Protecting Patient Data: Are Healthcare Providers Prepared?

May 9, 2014
At a time of some highly publicized security breaches that have been reported in the media, it’s fair to ask how well prepared are healthcare provider organizations that store vast amounts of personal health information. If the answer is that there is room for improvement, how can cloud service providers improve the picture? A

At a time of some highly publicized security breaches that have been reported in the media, it’s fair to ask how well prepared are healthcare provider organizations that store vast amounts of personal health information. If the answer is that there is room for improvement, how can cloud service providers improve the picture?

According to “Security Trends in Healthcare,” a survey released by Microsoft on May 1, 50 percent of hospitals and 40 percent of ambulatory practices reportedly are implementing self-service portals, and a 75-percent increase in cybercrime over a two-year period. The increase of “self-service” portals may offer an opportunity for criminals to steal sensitive private medical information, it suggests.

Among the findings:

  • 23 percent of surveyed healthcare organizations have immature security policies;
  • 26 percent of organizations have ineffective controls for removing or changing access when employees leave or are reassigned;
  • 39 percent of organizations do not use standardized data classification;
  • 52 percent conduct system-wide data back-ups that are tested regularly;
  • 28 percent do not have asset management policies and conduct asset discovery manually;
  • 31 percent have a disaster recovery program; and
  • 23 percent cannot prevent a power outage from affecting their organization.

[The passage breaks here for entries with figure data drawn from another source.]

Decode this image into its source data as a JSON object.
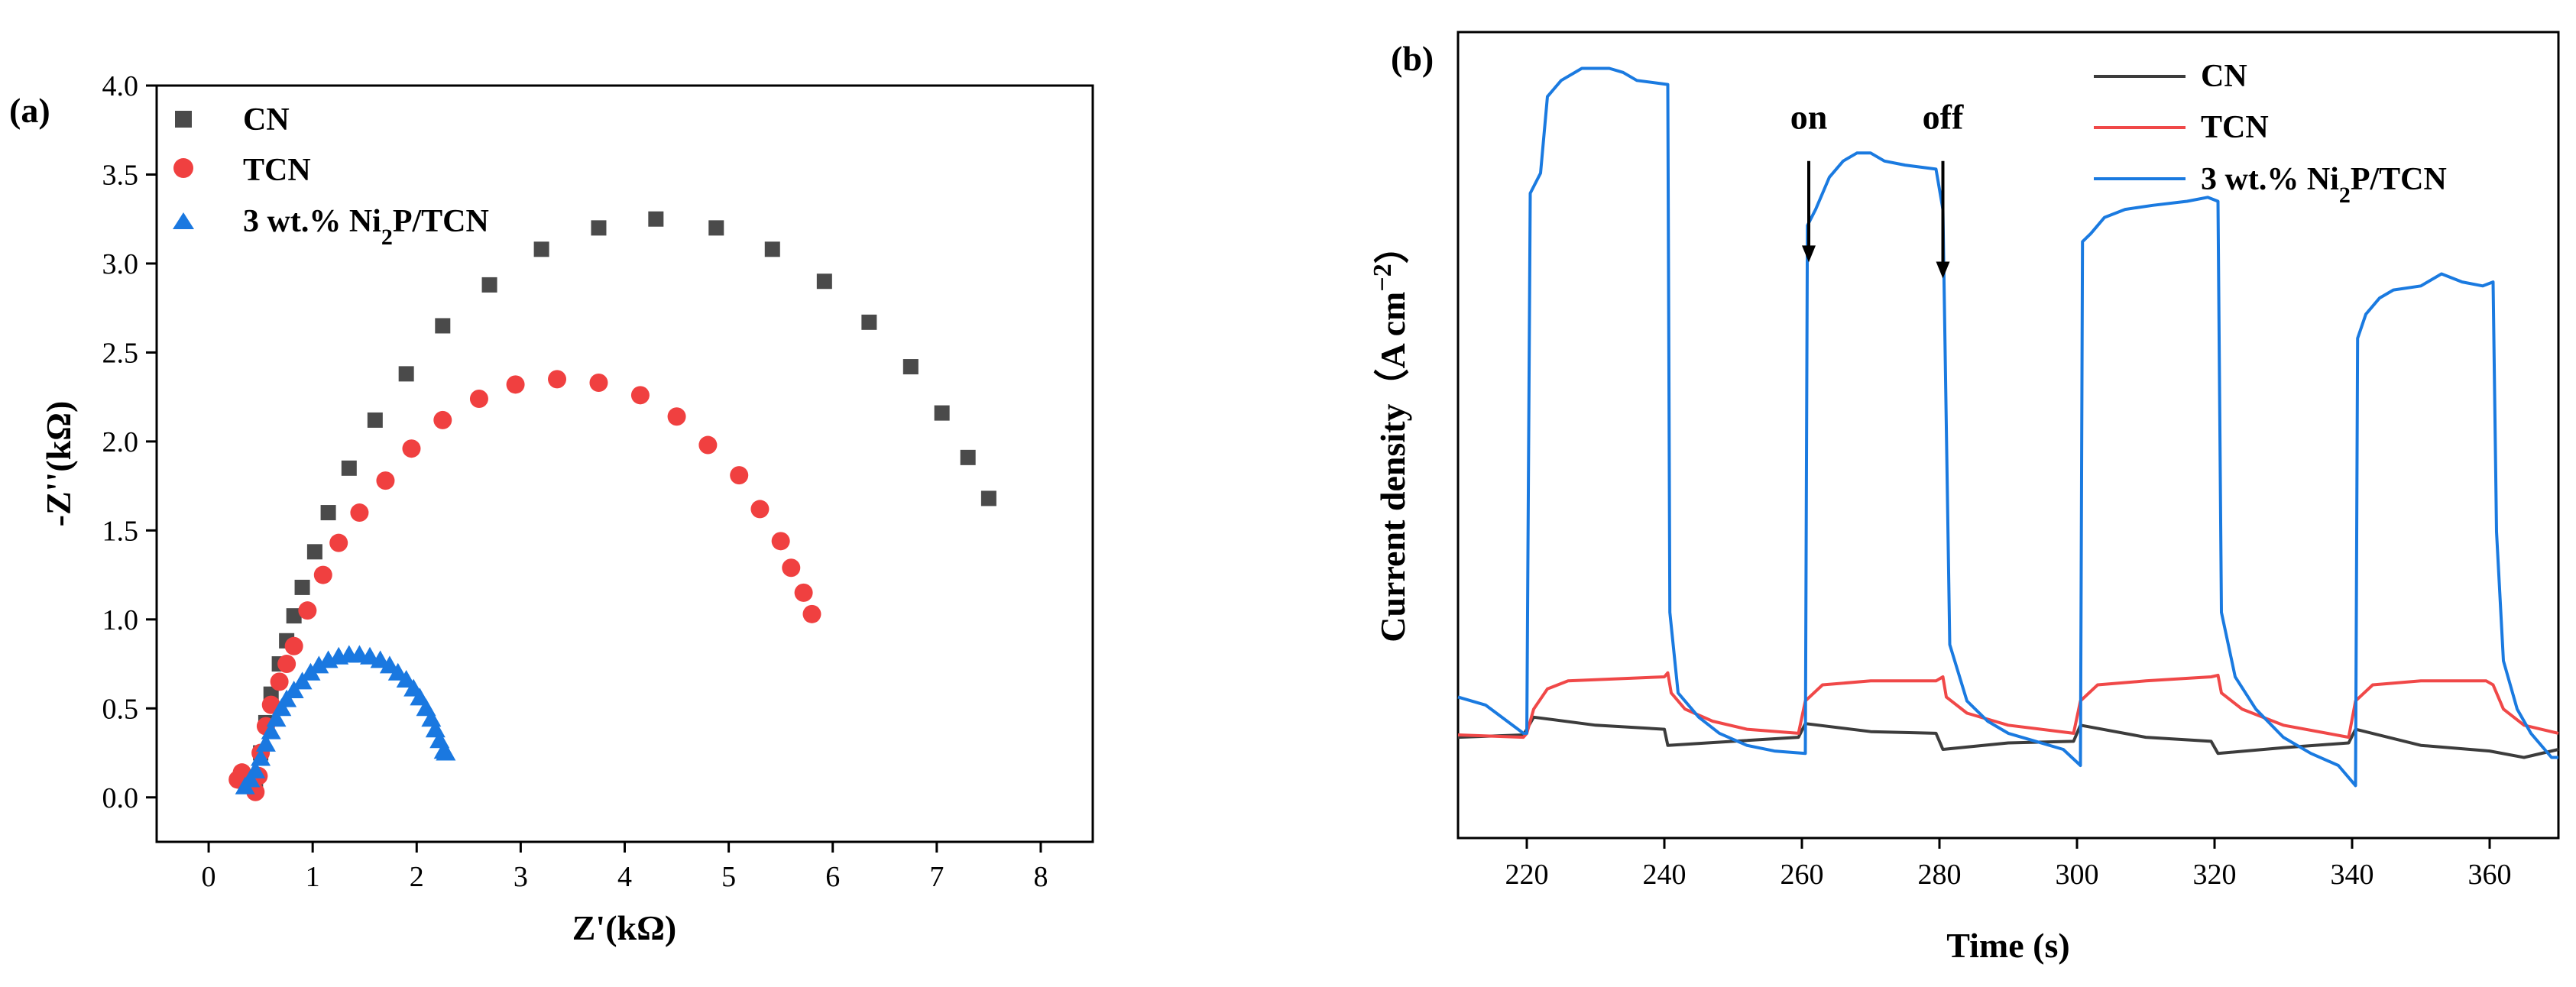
{
  "chart_data": [
    {
      "panel_label": "(a)",
      "type": "scatter",
      "xlabel": "Z'(kΩ)",
      "ylabel": "-Z''(kΩ)",
      "xlim": [
        -0.5,
        8.5
      ],
      "ylim": [
        -0.25,
        4.0
      ],
      "xticks": [
        0,
        1,
        2,
        3,
        4,
        5,
        6,
        7,
        8
      ],
      "yticks": [
        0.0,
        0.5,
        1.0,
        1.5,
        2.0,
        2.5,
        3.0,
        3.5,
        4.0
      ],
      "xtick_labels": [
        "0",
        "1",
        "2",
        "3",
        "4",
        "5",
        "6",
        "7",
        "8"
      ],
      "ytick_labels": [
        "0.0",
        "0.5",
        "1.0",
        "1.5",
        "2.0",
        "2.5",
        "3.0",
        "3.5",
        "4.0"
      ],
      "legend_position": "top-left",
      "series": [
        {
          "name": "CN",
          "marker": "square",
          "color": "#4a4a4a",
          "points": [
            [
              0.45,
              0.05
            ],
            [
              0.5,
              0.25
            ],
            [
              0.55,
              0.42
            ],
            [
              0.6,
              0.58
            ],
            [
              0.68,
              0.75
            ],
            [
              0.75,
              0.88
            ],
            [
              0.82,
              1.02
            ],
            [
              0.9,
              1.18
            ],
            [
              1.02,
              1.38
            ],
            [
              1.15,
              1.6
            ],
            [
              1.35,
              1.85
            ],
            [
              1.6,
              2.12
            ],
            [
              1.9,
              2.38
            ],
            [
              2.25,
              2.65
            ],
            [
              2.7,
              2.88
            ],
            [
              3.2,
              3.08
            ],
            [
              3.75,
              3.2
            ],
            [
              4.3,
              3.25
            ],
            [
              4.88,
              3.2
            ],
            [
              5.42,
              3.08
            ],
            [
              5.92,
              2.9
            ],
            [
              6.35,
              2.67
            ],
            [
              6.75,
              2.42
            ],
            [
              7.05,
              2.16
            ],
            [
              7.3,
              1.91
            ],
            [
              7.5,
              1.68
            ]
          ]
        },
        {
          "name": "TCN",
          "marker": "circle",
          "color": "#f04040",
          "points": [
            [
              0.28,
              0.1
            ],
            [
              0.32,
              0.14
            ],
            [
              0.38,
              0.08
            ],
            [
              0.45,
              0.03
            ],
            [
              0.48,
              0.12
            ],
            [
              0.5,
              0.25
            ],
            [
              0.55,
              0.4
            ],
            [
              0.6,
              0.52
            ],
            [
              0.68,
              0.65
            ],
            [
              0.75,
              0.75
            ],
            [
              0.82,
              0.85
            ],
            [
              0.95,
              1.05
            ],
            [
              1.1,
              1.25
            ],
            [
              1.25,
              1.43
            ],
            [
              1.45,
              1.6
            ],
            [
              1.7,
              1.78
            ],
            [
              1.95,
              1.96
            ],
            [
              2.25,
              2.12
            ],
            [
              2.6,
              2.24
            ],
            [
              2.95,
              2.32
            ],
            [
              3.35,
              2.35
            ],
            [
              3.75,
              2.33
            ],
            [
              4.15,
              2.26
            ],
            [
              4.5,
              2.14
            ],
            [
              4.8,
              1.98
            ],
            [
              5.1,
              1.81
            ],
            [
              5.3,
              1.62
            ],
            [
              5.5,
              1.44
            ],
            [
              5.6,
              1.29
            ],
            [
              5.72,
              1.15
            ],
            [
              5.8,
              1.03
            ]
          ]
        },
        {
          "name": "3 wt.% Ni2P/TCN",
          "marker": "triangle",
          "color": "#1a78e0",
          "points": [
            [
              0.35,
              0.06
            ],
            [
              0.4,
              0.1
            ],
            [
              0.45,
              0.15
            ],
            [
              0.5,
              0.22
            ],
            [
              0.55,
              0.3
            ],
            [
              0.6,
              0.37
            ],
            [
              0.65,
              0.44
            ],
            [
              0.7,
              0.5
            ],
            [
              0.75,
              0.55
            ],
            [
              0.82,
              0.6
            ],
            [
              0.9,
              0.65
            ],
            [
              0.98,
              0.7
            ],
            [
              1.06,
              0.74
            ],
            [
              1.15,
              0.77
            ],
            [
              1.25,
              0.79
            ],
            [
              1.35,
              0.8
            ],
            [
              1.45,
              0.8
            ],
            [
              1.55,
              0.79
            ],
            [
              1.65,
              0.77
            ],
            [
              1.74,
              0.74
            ],
            [
              1.82,
              0.7
            ],
            [
              1.9,
              0.66
            ],
            [
              1.97,
              0.61
            ],
            [
              2.03,
              0.56
            ],
            [
              2.09,
              0.5
            ],
            [
              2.14,
              0.44
            ],
            [
              2.18,
              0.38
            ],
            [
              2.22,
              0.32
            ],
            [
              2.26,
              0.26
            ],
            [
              2.28,
              0.25
            ]
          ]
        }
      ]
    },
    {
      "panel_label": "(b)",
      "type": "line",
      "xlabel": "Time (s)",
      "ylabel": "Current density（A cm",
      "ylabel_superscript": "−2",
      "ylabel_close": "）",
      "xlim": [
        210,
        370
      ],
      "ylim": [
        0,
        100
      ],
      "xticks": [
        220,
        240,
        260,
        280,
        300,
        320,
        340,
        360
      ],
      "xtick_labels": [
        "220",
        "240",
        "260",
        "280",
        "300",
        "320",
        "340",
        "360"
      ],
      "legend_position": "top-right",
      "annotations": [
        {
          "text": "on",
          "x": 261,
          "y_text": 88,
          "arrow_from": 84,
          "arrow_to": 72
        },
        {
          "text": "off",
          "x": 280.5,
          "y_text": 88,
          "arrow_from": 84,
          "arrow_to": 70
        }
      ],
      "series": [
        {
          "name": "CN",
          "color": "#3c3c3c",
          "points": [
            [
              210,
              12.5
            ],
            [
              219.5,
              12.8
            ],
            [
              220,
              13.5
            ],
            [
              221,
              15.0
            ],
            [
              230,
              14.0
            ],
            [
              240,
              13.5
            ],
            [
              240.5,
              11.5
            ],
            [
              250,
              12.0
            ],
            [
              259.5,
              12.5
            ],
            [
              260.5,
              14.2
            ],
            [
              270,
              13.2
            ],
            [
              279.5,
              13.0
            ],
            [
              280.5,
              11.0
            ],
            [
              290,
              11.8
            ],
            [
              299.5,
              12.0
            ],
            [
              300.5,
              14.0
            ],
            [
              310,
              12.5
            ],
            [
              319.5,
              12.0
            ],
            [
              320.5,
              10.5
            ],
            [
              330,
              11.2
            ],
            [
              339.5,
              11.8
            ],
            [
              340.5,
              13.5
            ],
            [
              350,
              11.5
            ],
            [
              360,
              10.8
            ],
            [
              365,
              10.0
            ],
            [
              370,
              11.0
            ]
          ]
        },
        {
          "name": "TCN",
          "color": "#f04848",
          "points": [
            [
              210,
              12.8
            ],
            [
              219.5,
              12.5
            ],
            [
              220,
              13.0
            ],
            [
              221,
              16.0
            ],
            [
              223,
              18.5
            ],
            [
              226,
              19.5
            ],
            [
              240,
              20.0
            ],
            [
              240.5,
              20.5
            ],
            [
              241,
              18.0
            ],
            [
              243,
              16.0
            ],
            [
              247,
              14.5
            ],
            [
              252,
              13.5
            ],
            [
              259.5,
              13.0
            ],
            [
              260.5,
              17.0
            ],
            [
              263,
              19.0
            ],
            [
              270,
              19.5
            ],
            [
              279.5,
              19.5
            ],
            [
              280.5,
              20.0
            ],
            [
              281,
              17.5
            ],
            [
              284,
              15.5
            ],
            [
              290,
              14.0
            ],
            [
              299.5,
              13.0
            ],
            [
              300.5,
              17.0
            ],
            [
              303,
              19.0
            ],
            [
              310,
              19.5
            ],
            [
              319.5,
              20.0
            ],
            [
              320.5,
              20.2
            ],
            [
              321,
              18.0
            ],
            [
              324,
              16.0
            ],
            [
              330,
              14.0
            ],
            [
              339.5,
              12.5
            ],
            [
              340.5,
              17.0
            ],
            [
              343,
              19.0
            ],
            [
              350,
              19.5
            ],
            [
              359.5,
              19.5
            ],
            [
              360.5,
              19.0
            ],
            [
              362,
              16.0
            ],
            [
              365,
              14.0
            ],
            [
              370,
              13.0
            ]
          ]
        },
        {
          "name": "3 wt.% Ni2P/TCN",
          "color": "#1a7ae0",
          "points": [
            [
              210,
              17.5
            ],
            [
              214,
              16.5
            ],
            [
              219.5,
              13.0
            ],
            [
              220,
              13.0
            ],
            [
              220.5,
              80.0
            ],
            [
              222,
              82.5
            ],
            [
              223,
              92.0
            ],
            [
              225,
              94.0
            ],
            [
              228,
              95.5
            ],
            [
              232,
              95.5
            ],
            [
              234,
              95.0
            ],
            [
              236,
              94.0
            ],
            [
              240.5,
              93.5
            ],
            [
              240.8,
              28.0
            ],
            [
              242,
              18.0
            ],
            [
              245,
              15.0
            ],
            [
              248,
              13.0
            ],
            [
              252,
              11.5
            ],
            [
              256,
              10.8
            ],
            [
              260.5,
              10.5
            ],
            [
              260.8,
              76.0
            ],
            [
              262,
              78.0
            ],
            [
              264,
              82.0
            ],
            [
              266,
              84.0
            ],
            [
              268,
              85.0
            ],
            [
              270,
              85.0
            ],
            [
              272,
              84.0
            ],
            [
              275,
              83.5
            ],
            [
              279.5,
              83.0
            ],
            [
              280.5,
              78.0
            ],
            [
              281.5,
              24.0
            ],
            [
              284,
              17.0
            ],
            [
              287,
              14.5
            ],
            [
              290,
              13.0
            ],
            [
              294,
              12.0
            ],
            [
              298,
              11.0
            ],
            [
              300.5,
              9.0
            ],
            [
              300.8,
              74.0
            ],
            [
              302,
              75.0
            ],
            [
              304,
              77.0
            ],
            [
              307,
              78.0
            ],
            [
              311,
              78.5
            ],
            [
              316,
              79.0
            ],
            [
              319,
              79.5
            ],
            [
              320.5,
              79.0
            ],
            [
              321,
              28.0
            ],
            [
              323,
              20.0
            ],
            [
              326,
              16.0
            ],
            [
              330,
              12.5
            ],
            [
              334,
              10.5
            ],
            [
              338,
              9.0
            ],
            [
              340.5,
              6.5
            ],
            [
              340.8,
              62.0
            ],
            [
              342,
              65.0
            ],
            [
              344,
              67.0
            ],
            [
              346,
              68.0
            ],
            [
              350,
              68.5
            ],
            [
              353,
              70.0
            ],
            [
              356,
              69.0
            ],
            [
              359,
              68.5
            ],
            [
              360.5,
              69.0
            ],
            [
              361,
              38.0
            ],
            [
              362,
              22.0
            ],
            [
              364,
              16.0
            ],
            [
              366,
              13.0
            ],
            [
              368,
              11.0
            ],
            [
              369,
              10.0
            ],
            [
              370,
              10.0
            ]
          ]
        }
      ]
    }
  ]
}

The findings were based on data collected from 12,000 respondents to a survey that was conducted between November 2012 and February 2014. One of the conclusions of the report is that is that healthcare organizations can improve its security profiles by shifting to cloud service providers the responsibility of assuring safe, secure computing practices.

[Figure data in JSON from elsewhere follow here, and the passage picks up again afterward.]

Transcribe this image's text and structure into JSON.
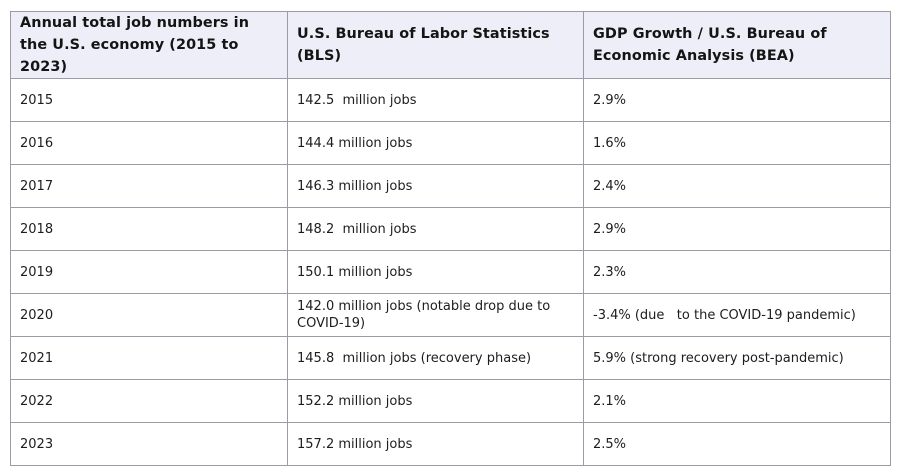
{
  "table": {
    "headers": [
      "Annual total job numbers in the U.S. economy (2015 to 2023)",
      "U.S. Bureau of Labor Statistics (BLS)",
      "GDP Growth  / U.S. Bureau of Economic Analysis (BEA)"
    ],
    "rows": [
      [
        "2015",
        "142.5  million jobs",
        "2.9%"
      ],
      [
        "2016",
        "144.4 million jobs",
        "1.6%"
      ],
      [
        "2017",
        "146.3 million jobs",
        "2.4%"
      ],
      [
        "2018",
        "148.2  million jobs",
        "2.9%"
      ],
      [
        "2019",
        "150.1 million jobs",
        "2.3%"
      ],
      [
        "2020",
        "142.0 million jobs (notable drop due to COVID-19)",
        "-3.4% (due   to the COVID-19 pandemic)"
      ],
      [
        "2021",
        "145.8  million jobs (recovery phase)",
        "5.9% (strong recovery post-pandemic)"
      ],
      [
        "2022",
        "152.2 million jobs",
        "2.1%"
      ],
      [
        "2023",
        "157.2 million jobs",
        "2.5%"
      ]
    ]
  }
}
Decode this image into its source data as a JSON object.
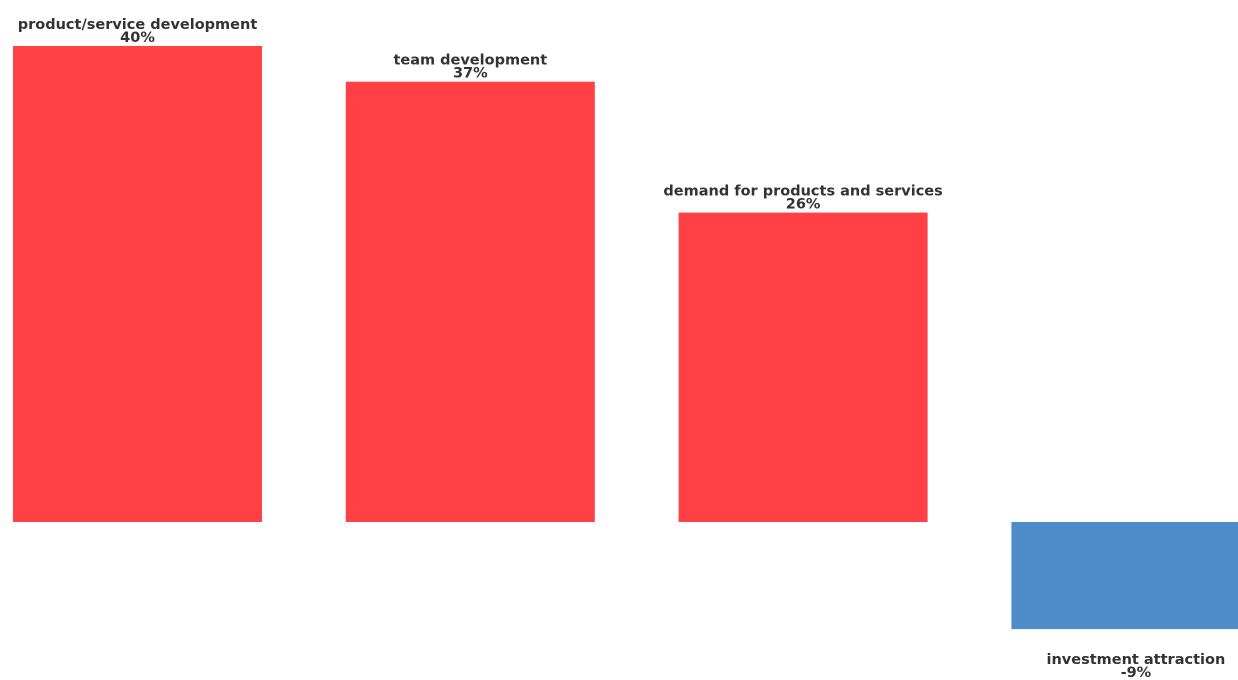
{
  "chart_data": {
    "type": "bar",
    "categories": [
      "product/service development",
      "team development",
      "demand for products and services",
      "investment attraction"
    ],
    "values": [
      40,
      37,
      26,
      -9
    ],
    "value_labels": [
      "40%",
      "37%",
      "26%",
      "-9%"
    ],
    "unit": "%",
    "ylim": [
      -9,
      40
    ],
    "grid": false,
    "legend": "none",
    "colors": {
      "positive": "#ff4146",
      "negative": "#4f8ac9",
      "label": "#333333"
    }
  }
}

More healthcare organizations are migrating to the cloud. According to a story by Healthcare Informatics Associate Editor Rajiv Leventhal, healthcare organizations globally are projected to spend $5.4 billion by 2017. Security and privacy concerns are responsible for the relatively slow uptake of the cloud in healthcare so far, but a large number of organizations are planning to allocate funds for migrating to cloud computing in the next five years.

Yet provider organizations need to be careful when choosing a cloud vendor. During a presentation at the HIMSS conference in Orlando in February, Steven J. Fox, an attorney with Post & Schell, P.C., advised provider organizations to take a hard-nosed approach when choosing a cloud vendor to work with, and to make sure that the contract is iron clad. “Vendors are not your friends, they are your business partners,” he told the well-attended session.

Fox offered specific advice to healthcare organizations considering a move to the cloud:

  • Outsourcing data does not mean hands off for the organization that owns the data.
  • Understand what the deal is about, and make sure it is reflected in the contract. Beware of generic contracts.
  • Do a background check of the vendor.
  • Know where your data will be stored, and if it will remain within U.S. borders.
  • Know how easily can your data be accessed or moved if the vendor goes bankrupt or you want to move the data to a different vendor.
  • Check if the vendor has third-party certification.

As reported by Editor-in-Chief Mark Hagland at the HCI Executive Summit in San Francisco on May 2, Mac McMillan, national chair of the HIMSS Privacy and Security Task Force and CEO of Cynergis Tek, cited a growing wave of medical identity theft, noting that more than 70 percent of identity theft and fraud in healthcare comes from insiders. He said the industry needs sophisticated responses—behavior modeling, pattern analysis, anomaly detection—to the surge of medical fraud. “Traditional audit methods and manual auditing are totally inadequate,” he said.

Can cloud service providers be a partner in helping protect data? I would say yes, but it really all depends on choosing the right cloud vendor and maintaining complete access to data no longer under direct control of the healthcare provider organization.

I think healthcare providers have a lot at stake when it comes to protecting data at a time of rising incidents. One can take a page from the retail industry: on May 5, Greg Steinhafel stepped down as CEO of Target, the nation’s third largest retailer, five months after a breach involving stolen credit card and debit information from millions of customers was announced. Stocks plunged and its reputation suffered. If it happened in retail, it can certainly happen in healthcare as well.